Touring the kitchen of a Cheesecake Factory restaurant, you would see arrival, refrigeration and storage areas, and cutting, mixing, chopping and combining zones. Preparing the 308 dinner choices that their menu offers, chefs use recipes that specify ingredients and amounts but exclude seasoning and timing details. Essentially divided between prepping and cooking, the kitchen is reminiscent of a well-organized factory.

In a wonderful New Yorker articleAtul Gawande tells us that the people who run the different parts of our healthcare system might learn a lot in a Cheesecake kitchen. Cheesecake and the US healthcare system both offer a vast array of goods and services that are individually produced. Cheesecake has a standardized backend and efficient friendly service. Its prices are relatively low and its consumers appear happy. Meanwhile, the US healthcare system is coping with escalating costs, mediocre service and inconsistent quality.

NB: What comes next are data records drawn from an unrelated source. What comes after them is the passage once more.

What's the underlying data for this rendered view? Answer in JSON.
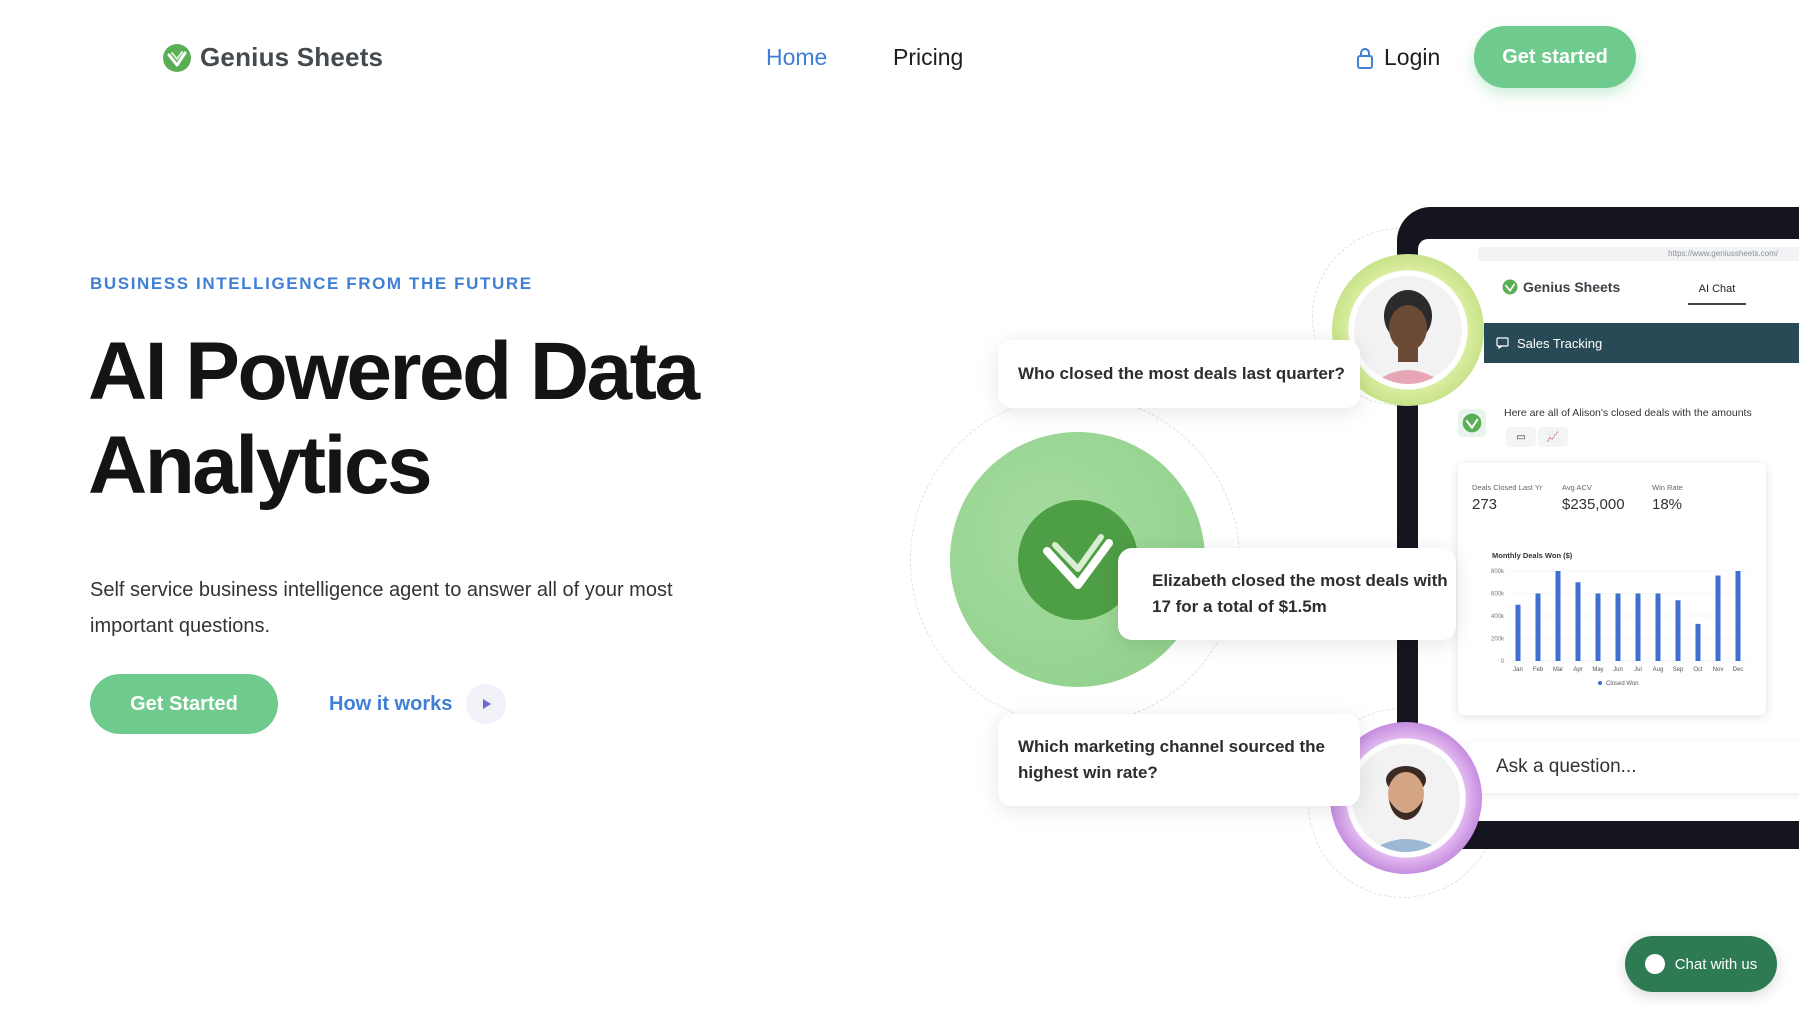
{
  "header": {
    "brand": "Genius Sheets",
    "nav": [
      {
        "label": "Home",
        "active": true
      },
      {
        "label": "Pricing",
        "active": false
      }
    ],
    "login_label": "Login",
    "cta_label": "Get started"
  },
  "hero": {
    "eyebrow": "BUSINESS INTELLIGENCE FROM THE FUTURE",
    "headline": "AI Powered Data Analytics",
    "subtext": "Self service business intelligence agent to answer all of your most important questions.",
    "cta_label": "Get Started",
    "secondary_label": "How it works"
  },
  "illustration": {
    "question_1": "Who closed the most deals last quarter?",
    "answer": "Elizabeth closed the most deals with 17 for a total of $1.5m",
    "question_2": "Which marketing channel sourced the highest win rate?",
    "app": {
      "url": "https://www.geniussheets.com/",
      "brand": "Genius Sheets",
      "tab": "AI Chat",
      "section": "Sales Tracking",
      "bot_message": "Here are all of Alison's closed deals with the amounts",
      "ask_placeholder": "Ask a question...",
      "kpis": [
        {
          "label": "Deals Closed Last Yr",
          "value": "273"
        },
        {
          "label": "Avg ACV",
          "value": "$235,000"
        },
        {
          "label": "Win Rate",
          "value": "18%"
        }
      ]
    }
  },
  "chart_data": {
    "type": "bar",
    "title": "Monthly Deals Won ($)",
    "categories": [
      "Jan",
      "Feb",
      "Mar",
      "Apr",
      "May",
      "Jun",
      "Jul",
      "Aug",
      "Sep",
      "Oct",
      "Nov",
      "Dec"
    ],
    "series": [
      {
        "name": "Closed Won",
        "values": [
          500,
          600,
          810,
          700,
          600,
          600,
          600,
          600,
          540,
          330,
          760,
          880
        ]
      }
    ],
    "ylim": [
      0,
      800
    ],
    "yticks": [
      "800k",
      "600k",
      "400k",
      "200k",
      "0"
    ]
  },
  "chat_widget_label": "Chat with us",
  "colors": {
    "accent_blue": "#3f7fd4",
    "brand_green": "#6fcb8d",
    "dark_green": "#2e7a52"
  }
}
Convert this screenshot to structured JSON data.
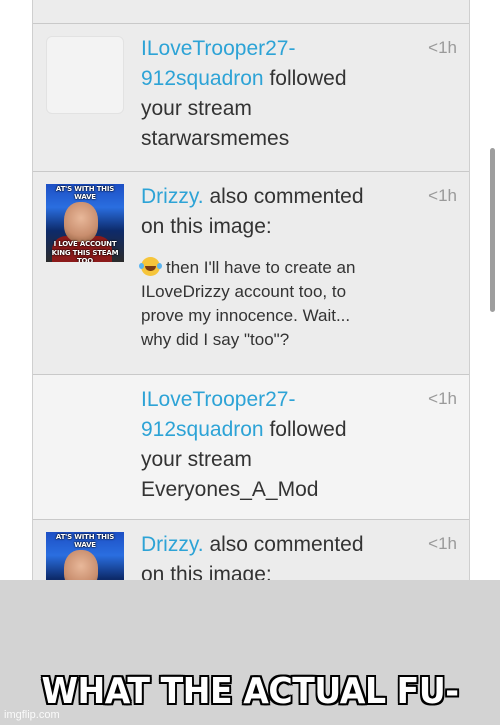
{
  "feed": {
    "items": [
      {
        "type": "follow",
        "user": "ILoveTrooper27-912squadron",
        "user_line1": "ILoveTrooper27-",
        "user_line2": "912squadron",
        "action": "followed",
        "line3": "your stream",
        "stream": "starwarsmemes",
        "time": "<1h",
        "thumbnail": "blank-avatar"
      },
      {
        "type": "comment",
        "user": "Drizzy.",
        "action_line1": "also commented",
        "action_line2": "on this image:",
        "comment_line1": "then I'll have to create an",
        "comment_line2": "ILoveDrizzy account too, to",
        "comment_line3": "prove my innocence. Wait...",
        "comment_line4": "why did I say \"too\"?",
        "emoji": "face-with-tears-of-joy",
        "time": "<1h",
        "thumbnail_caption_top": "AT'S WITH THIS WAVE",
        "thumbnail_caption_bottom1": "I LOVE      ACCOUNT",
        "thumbnail_caption_bottom2": "KING THIS STEAM TOO"
      },
      {
        "type": "follow",
        "user_line1": "ILoveTrooper27-",
        "user_line2": "912squadron",
        "action": "followed",
        "line3": "your stream",
        "stream": "Everyones_A_Mod",
        "time": "<1h"
      },
      {
        "type": "comment",
        "user": "Drizzy.",
        "action_line1": "also commented",
        "action_line2": "on this image:",
        "time": "<1h",
        "thumbnail_caption_top": "AT'S WITH THIS WAVE"
      }
    ]
  },
  "meme": {
    "caption": "WHAT THE ACTUAL FU-",
    "watermark": "imgflip.com"
  },
  "colors": {
    "username": "#2da3d6",
    "text": "#333333",
    "time": "#9a9a9a",
    "feed_bg": "#ececec",
    "bottom_bar": "#d3d3d3"
  }
}
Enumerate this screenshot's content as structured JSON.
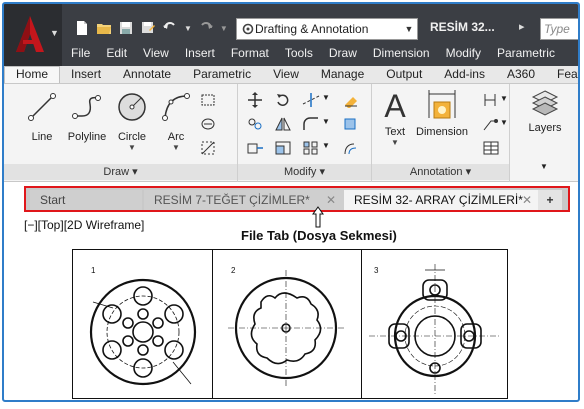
{
  "titlebar": {
    "workspace": "Drafting & Annotation",
    "document_title": "RESİM 32...",
    "search_placeholder": "Type"
  },
  "menubar": [
    "File",
    "Edit",
    "View",
    "Insert",
    "Format",
    "Tools",
    "Draw",
    "Dimension",
    "Modify",
    "Parametric"
  ],
  "ribbon_tabs": [
    "Home",
    "Insert",
    "Annotate",
    "Parametric",
    "View",
    "Manage",
    "Output",
    "Add-ins",
    "A360",
    "Featured"
  ],
  "ribbon_active_tab": "Home",
  "panels": {
    "draw": {
      "title": "Draw",
      "tools": [
        "Line",
        "Polyline",
        "Circle",
        "Arc"
      ]
    },
    "modify": {
      "title": "Modify"
    },
    "annotation": {
      "title": "Annotation",
      "tools": [
        "Text",
        "Dimension"
      ]
    },
    "layers": {
      "title": "Layers"
    }
  },
  "file_tabs": {
    "start": "Start",
    "tab1": "RESİM 7-TEĞET ÇİZİMLER*",
    "tab2": "RESİM 32- ARRAY ÇİZİMLERİ*",
    "plus": "+"
  },
  "viewport_label": "[−][Top][2D Wireframe]",
  "annotation_text": "File Tab (Dosya Sekmesi)",
  "drawing_numbers": [
    "1",
    "2",
    "3"
  ],
  "colors": {
    "titlebar_bg": "#3b3e44",
    "autocad_red": "#c4161c",
    "highlight_border": "#e0161a",
    "frame_blue": "#2f7dc9"
  }
}
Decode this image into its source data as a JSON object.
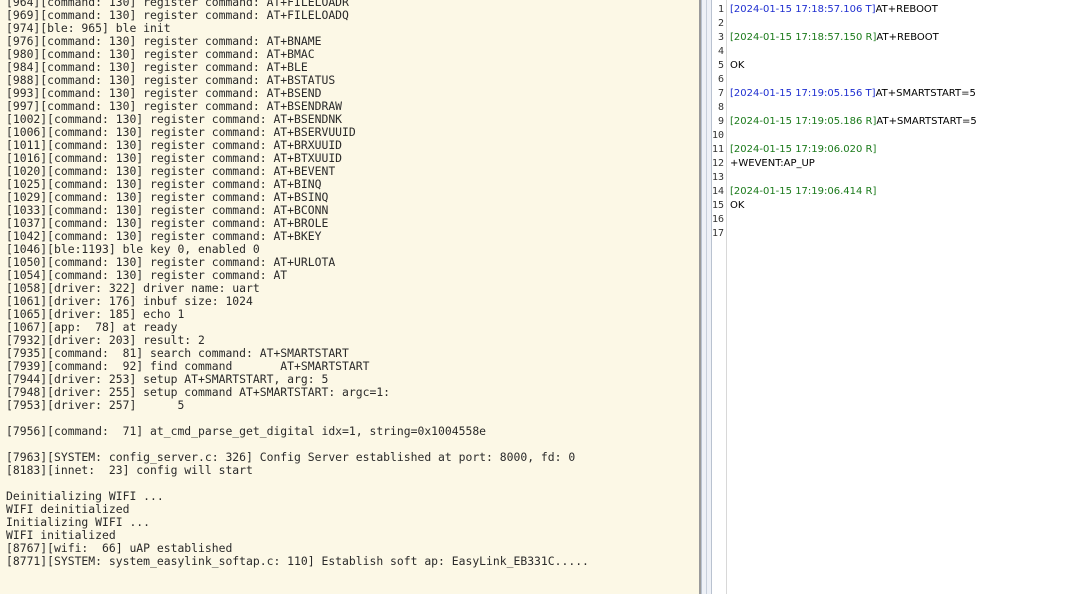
{
  "left_console": {
    "lines": [
      "[964][command: 130] register command: AT+FILELOADR",
      "[969][command: 130] register command: AT+FILELOADQ",
      "[974][ble: 965] ble init",
      "[976][command: 130] register command: AT+BNAME",
      "[980][command: 130] register command: AT+BMAC",
      "[984][command: 130] register command: AT+BLE",
      "[988][command: 130] register command: AT+BSTATUS",
      "[993][command: 130] register command: AT+BSEND",
      "[997][command: 130] register command: AT+BSENDRAW",
      "[1002][command: 130] register command: AT+BSENDNK",
      "[1006][command: 130] register command: AT+BSERVUUID",
      "[1011][command: 130] register command: AT+BRXUUID",
      "[1016][command: 130] register command: AT+BTXUUID",
      "[1020][command: 130] register command: AT+BEVENT",
      "[1025][command: 130] register command: AT+BINQ",
      "[1029][command: 130] register command: AT+BSINQ",
      "[1033][command: 130] register command: AT+BCONN",
      "[1037][command: 130] register command: AT+BROLE",
      "[1042][command: 130] register command: AT+BKEY",
      "[1046][ble:1193] ble key 0, enabled 0",
      "[1050][command: 130] register command: AT+URLOTA",
      "[1054][command: 130] register command: AT",
      "[1058][driver: 322] driver name: uart",
      "[1061][driver: 176] inbuf size: 1024",
      "[1065][driver: 185] echo 1",
      "[1067][app:  78] at ready",
      "[7932][driver: 203] result: 2",
      "[7935][command:  81] search command: AT+SMARTSTART",
      "[7939][command:  92] find command       AT+SMARTSTART",
      "[7944][driver: 253] setup AT+SMARTSTART, arg: 5",
      "[7948][driver: 255] setup command AT+SMARTSTART: argc=1:",
      "[7953][driver: 257]      5",
      "",
      "[7956][command:  71] at_cmd_parse_get_digital idx=1, string=0x1004558e",
      "",
      "[7963][SYSTEM: config_server.c: 326] Config Server established at port: 8000, fd: 0",
      "[8183][innet:  23] config will start",
      "",
      "Deinitializing WIFI ...",
      "WIFI deinitialized",
      "Initializing WIFI ...",
      "WIFI initialized",
      "[8767][wifi:  66] uAP established",
      "[8771][SYSTEM: system_easylink_softap.c: 110] Establish soft ap: EasyLink_EB331C....."
    ]
  },
  "right_log": {
    "colors": {
      "timestamp_T": "#1f2fd0",
      "timestamp_R": "#1a7a1a",
      "text": "#000000",
      "line_number": "#333333"
    },
    "lines": [
      {
        "num": "1",
        "ts": "[2024-01-15 17:18:57.106 T]",
        "kind": "T",
        "text": "AT+REBOOT"
      },
      {
        "num": "2",
        "ts": "",
        "kind": "",
        "text": ""
      },
      {
        "num": "3",
        "ts": "[2024-01-15 17:18:57.150 R]",
        "kind": "R",
        "text": "AT+REBOOT"
      },
      {
        "num": "4",
        "ts": "",
        "kind": "",
        "text": ""
      },
      {
        "num": "5",
        "ts": "",
        "kind": "",
        "text": "OK"
      },
      {
        "num": "6",
        "ts": "",
        "kind": "",
        "text": ""
      },
      {
        "num": "7",
        "ts": "[2024-01-15 17:19:05.156 T]",
        "kind": "T",
        "text": "AT+SMARTSTART=5"
      },
      {
        "num": "8",
        "ts": "",
        "kind": "",
        "text": ""
      },
      {
        "num": "9",
        "ts": "[2024-01-15 17:19:05.186 R]",
        "kind": "R",
        "text": "AT+SMARTSTART=5"
      },
      {
        "num": "10",
        "ts": "",
        "kind": "",
        "text": ""
      },
      {
        "num": "11",
        "ts": "[2024-01-15 17:19:06.020 R]",
        "kind": "R",
        "text": ""
      },
      {
        "num": "12",
        "ts": "",
        "kind": "",
        "text": "+WEVENT:AP_UP"
      },
      {
        "num": "13",
        "ts": "",
        "kind": "",
        "text": ""
      },
      {
        "num": "14",
        "ts": "[2024-01-15 17:19:06.414 R]",
        "kind": "R",
        "text": ""
      },
      {
        "num": "15",
        "ts": "",
        "kind": "",
        "text": "OK"
      },
      {
        "num": "16",
        "ts": "",
        "kind": "",
        "text": ""
      },
      {
        "num": "17",
        "ts": "",
        "kind": "",
        "text": ""
      }
    ]
  }
}
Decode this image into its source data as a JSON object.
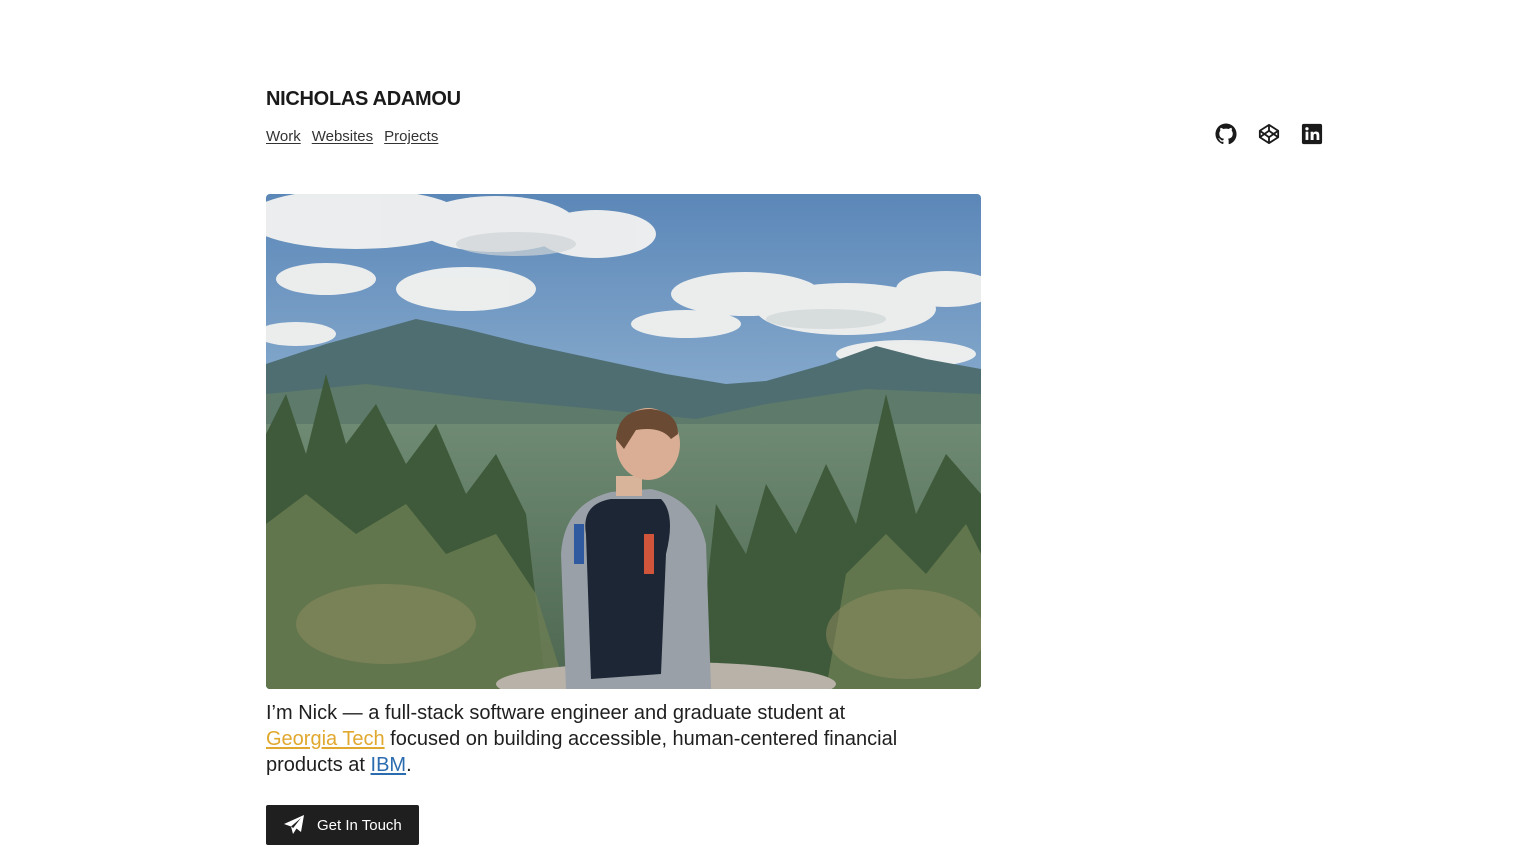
{
  "header": {
    "title": "NICHOLAS ADAMOU",
    "nav": [
      {
        "label": "Work"
      },
      {
        "label": "Websites"
      },
      {
        "label": "Projects"
      }
    ],
    "social": [
      {
        "icon": "github-icon"
      },
      {
        "icon": "codepen-icon"
      },
      {
        "icon": "linkedin-icon"
      }
    ]
  },
  "hero": {
    "image": "mountain-hiker-photo"
  },
  "intro": {
    "text_before": "I’m Nick — a full-stack software engineer and graduate student at ",
    "link1": "Georgia Tech",
    "text_middle": " focused on building accessible, human-centered financial products at ",
    "link2": "IBM",
    "text_after": "."
  },
  "cta": {
    "label": "Get In Touch",
    "icon": "paper-plane-icon"
  },
  "colors": {
    "georgia_tech_link": "#e0a82e",
    "ibm_link": "#2b6cb0",
    "button_bg": "#1f1f1f"
  }
}
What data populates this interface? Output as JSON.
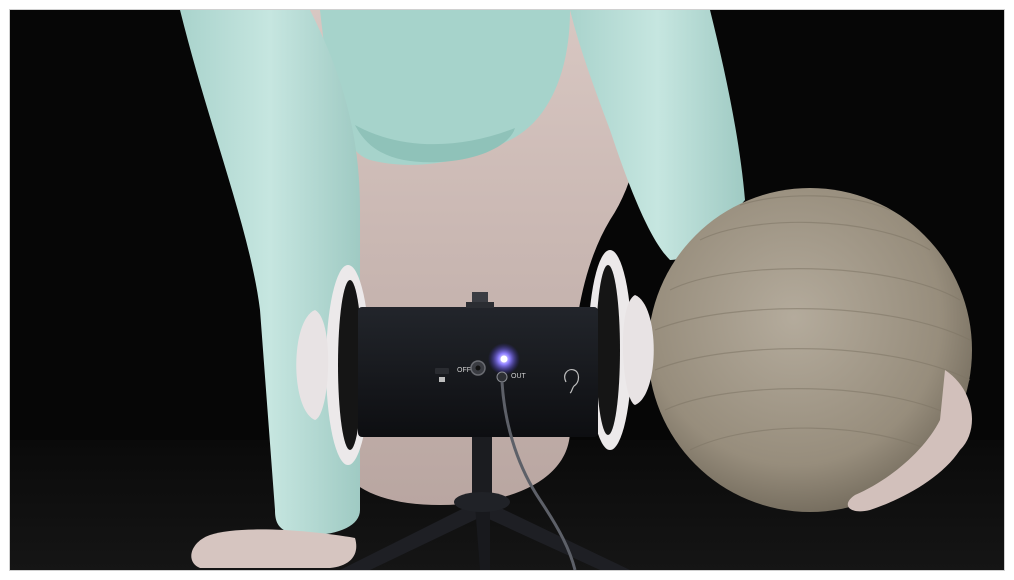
{
  "image": {
    "kind": "video-frame",
    "background_color": "#070707",
    "frame_color": "#ffffff"
  },
  "microphone": {
    "switch_off_label": "OFF",
    "output_label": "OUT",
    "led_color": "#7a6cff",
    "body_color": "#15171c",
    "ear_color": "#ece9ea"
  },
  "ball": {
    "color": "#9d9383"
  }
}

In his article, Dr. Gawande takes his readers from his dining experience and subsequent research at Cheesecake to one family’s calamitous hospital visit and his own mother’s well-coordinated knee replacement. Successfully, he demonstrates that coordination of many individuals and services is tough, doable and crucial for a restaurant chain that serves 80 million people and also for a medical system.

Dr. Gawande’s suggestions took me to economist Randall Bartlett and his Teaching Company course, “Thinking Like an Economist.”  Discussing Pareto optimality, Dr. Bartlett said that a policy improves social welfare if it makes even just one person better off without making anyone worse off. I wondered whether the suggestions for improving our healthcare system can ever achieve sociologist Vilfredo Pareto’s criteria.